避難所で放送を見ていたホビャルはため息をついた。
「覚悟ができたか。ルーシ姫」
ホビャルは茶を飲んで呟いた。
演説を終えた二人は城の応接室にいた。
「お疲れだったでしょう」
ロゼムが穏やかに言った。
「はい。これで治安が良くなるとは思えませんが……各地でガネロッサの武装組織が暴れていると聞いています。メイセアの民は避難して来たブラーゴの民を快く思っていない。ブラーゴの民も先住民と移民の間で対立が深まっている。私達の言葉でどうにかなるとは思えません」
ルーシが申し訳なさそうに言った。
「そうですね。何も変わりません。ですが王族としてやるべき事をやっていきたい。たとえ綺麗事と罵られても私達は民衆を治める側の者なのです。導かなければいけません」
ロゼムが微笑んで言った。
「ロゼム様はとても強い方ですね。私はまだ父の事で悩んでいます。王と王妃を殺したカリューダの娘の私が本当に王子を支える資格があるのか。王子の子供を産む資格があるのか。悩ましいです」
ルーシの表情に苦渋が滲んだ。
「いつもの明るいルーシ様らしくないですね。資格の有り無しなんて考える必要はないのですよ。私なんか未だにダンルのそばにいる資格がないと陰口叩かれているのよ。王族の地位に目が眩んで恋人を捨てたとか言われてばかりよ」
ロゼムは微笑んで茶を飲んだ。
「でもダンル王子を愛しているのでしょう」
「ええ。そしてミッドレは血族としてね。でも辛い時があるわ。みんな優しすぎるのよ。まだドルギ王子みたいに言いたい事を言えたらいいのに」
「言いたい事は全然言わないのよ。

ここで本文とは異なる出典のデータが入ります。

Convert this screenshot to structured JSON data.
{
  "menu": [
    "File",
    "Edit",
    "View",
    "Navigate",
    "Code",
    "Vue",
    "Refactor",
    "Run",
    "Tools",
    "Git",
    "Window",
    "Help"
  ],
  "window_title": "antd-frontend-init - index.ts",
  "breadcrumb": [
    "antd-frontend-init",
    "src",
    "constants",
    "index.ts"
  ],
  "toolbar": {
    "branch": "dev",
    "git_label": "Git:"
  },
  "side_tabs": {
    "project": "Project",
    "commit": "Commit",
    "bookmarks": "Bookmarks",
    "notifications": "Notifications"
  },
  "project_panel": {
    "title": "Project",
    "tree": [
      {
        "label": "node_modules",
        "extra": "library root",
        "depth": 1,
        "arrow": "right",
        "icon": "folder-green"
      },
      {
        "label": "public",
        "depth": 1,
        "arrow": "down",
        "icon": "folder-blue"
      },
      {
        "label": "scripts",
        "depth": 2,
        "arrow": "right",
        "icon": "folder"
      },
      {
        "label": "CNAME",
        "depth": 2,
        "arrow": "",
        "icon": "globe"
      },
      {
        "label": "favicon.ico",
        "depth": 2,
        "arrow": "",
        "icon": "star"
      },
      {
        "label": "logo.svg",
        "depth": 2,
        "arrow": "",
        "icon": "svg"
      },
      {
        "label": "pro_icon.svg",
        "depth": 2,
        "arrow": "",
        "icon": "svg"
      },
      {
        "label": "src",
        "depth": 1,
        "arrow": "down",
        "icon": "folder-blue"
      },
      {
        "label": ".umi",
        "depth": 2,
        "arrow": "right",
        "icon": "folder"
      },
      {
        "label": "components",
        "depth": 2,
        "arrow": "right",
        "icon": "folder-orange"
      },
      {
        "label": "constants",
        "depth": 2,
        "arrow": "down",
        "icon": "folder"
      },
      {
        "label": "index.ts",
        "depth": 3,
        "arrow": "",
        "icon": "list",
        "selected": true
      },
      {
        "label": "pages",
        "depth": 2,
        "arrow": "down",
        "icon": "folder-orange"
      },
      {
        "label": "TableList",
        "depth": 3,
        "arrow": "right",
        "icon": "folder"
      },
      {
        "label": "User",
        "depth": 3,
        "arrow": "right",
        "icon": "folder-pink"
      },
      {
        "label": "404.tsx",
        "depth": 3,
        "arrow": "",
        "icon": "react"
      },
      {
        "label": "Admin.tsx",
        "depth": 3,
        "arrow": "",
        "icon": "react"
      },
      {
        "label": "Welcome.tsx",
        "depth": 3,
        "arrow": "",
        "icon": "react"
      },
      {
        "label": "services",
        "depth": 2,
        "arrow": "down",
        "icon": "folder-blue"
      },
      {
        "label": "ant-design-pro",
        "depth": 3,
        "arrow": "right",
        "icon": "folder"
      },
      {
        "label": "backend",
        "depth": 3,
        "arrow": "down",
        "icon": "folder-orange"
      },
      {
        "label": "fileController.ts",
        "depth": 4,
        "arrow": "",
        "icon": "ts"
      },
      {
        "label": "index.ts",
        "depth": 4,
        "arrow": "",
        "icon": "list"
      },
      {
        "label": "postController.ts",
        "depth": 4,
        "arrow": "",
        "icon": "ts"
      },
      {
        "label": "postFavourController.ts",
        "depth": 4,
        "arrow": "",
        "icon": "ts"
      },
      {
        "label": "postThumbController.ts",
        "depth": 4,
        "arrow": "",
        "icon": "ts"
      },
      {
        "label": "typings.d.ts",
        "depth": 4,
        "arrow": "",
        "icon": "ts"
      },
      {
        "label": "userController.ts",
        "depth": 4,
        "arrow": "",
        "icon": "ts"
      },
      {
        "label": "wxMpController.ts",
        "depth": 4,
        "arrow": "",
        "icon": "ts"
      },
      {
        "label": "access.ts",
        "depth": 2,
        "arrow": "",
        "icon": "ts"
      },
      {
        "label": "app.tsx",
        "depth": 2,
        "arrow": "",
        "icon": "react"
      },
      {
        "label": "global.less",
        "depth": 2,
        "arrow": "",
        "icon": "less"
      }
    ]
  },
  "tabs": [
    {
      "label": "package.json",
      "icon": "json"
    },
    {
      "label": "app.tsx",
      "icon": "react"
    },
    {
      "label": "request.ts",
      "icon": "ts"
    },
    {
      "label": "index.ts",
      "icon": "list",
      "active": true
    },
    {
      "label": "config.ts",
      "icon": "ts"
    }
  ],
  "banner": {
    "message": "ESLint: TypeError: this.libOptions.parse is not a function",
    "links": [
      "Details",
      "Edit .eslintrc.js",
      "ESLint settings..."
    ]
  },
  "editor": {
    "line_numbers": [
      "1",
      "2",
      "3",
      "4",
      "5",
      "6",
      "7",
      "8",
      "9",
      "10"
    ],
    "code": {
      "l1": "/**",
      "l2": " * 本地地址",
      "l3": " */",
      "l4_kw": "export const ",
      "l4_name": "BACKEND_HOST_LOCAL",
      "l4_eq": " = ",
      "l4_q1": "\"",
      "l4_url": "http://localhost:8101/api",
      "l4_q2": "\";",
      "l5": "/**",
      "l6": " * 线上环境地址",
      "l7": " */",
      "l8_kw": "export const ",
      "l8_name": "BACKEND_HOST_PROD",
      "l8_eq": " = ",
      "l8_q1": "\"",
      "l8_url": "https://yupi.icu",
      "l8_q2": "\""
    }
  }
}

抱く時も黙ってさ」
「ま、まあ……その時は別にいいんじゃない」
ロゼムは戸惑いながら茶を飲んだ。
「お互いにもっと気軽に話せる日が来るといいですね」
ルーシは微笑んで茶を飲んだ。
「本当ですね。その日が来ると信じています。必ず……」
ロゼムは遠い目をして窓を見た。